Run-up in stocks isn’t out of sync

Joe Bel Bruno Associated Press

NEW YORK – If you’re wondering what’s the deal with the recent run-up in stocks, join the club.

Fears that the economy is slowing rapidly were confirmed on Friday when the government said gross domestic product rose at only a 1.6 percent annual pace in the third quarter, the slowest in three years. Home prices also look to be in a free fall in many areas and central bankers say they’re still worried about a reigniting of inflation.

That hardly seems like a combination destined to push stocks ever higher.

Some on Wall Street say the stock gains and signs of economic weakness aren’t as much in conflict as it would first appear. They point out that corporate profits are on track for their 18th consecutive quarter of double-digit gains, and crude oil prices have pulled back to their lowest levels in 11 months.
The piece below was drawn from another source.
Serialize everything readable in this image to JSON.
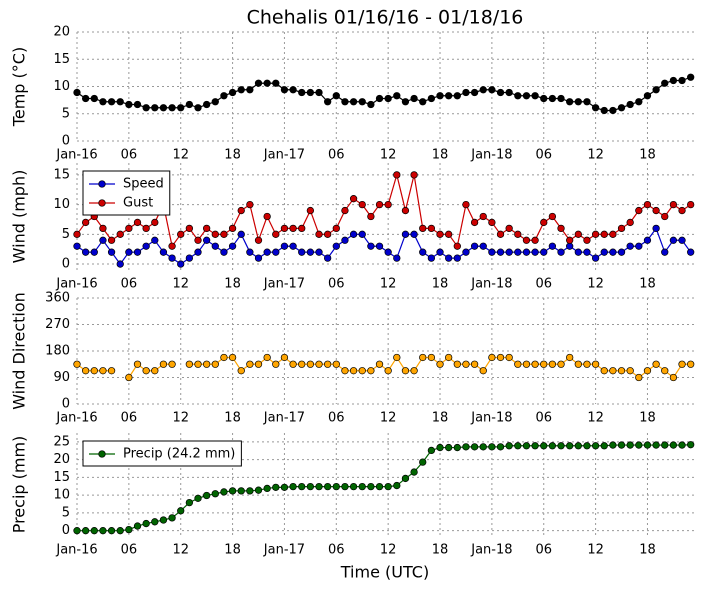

Interest rates also are still relatively low, as is the nation’s unemployment rate, which means jobs are still plentiful. And a recent batch of earnings from retailers show consumers are still willing to open up their wallets.

Also, the stock rally isn’t as stunning as investors might think. Shares of the 30 large companies in the Dow index have risen more than 90 points on only 10 days during the three-month run. Moreover, the Nasdaq composite and Standard & Poor’s 500 index – both considered to be better barometers of the market as a whole – have only advanced about 6 percent and 10 percent, respectively.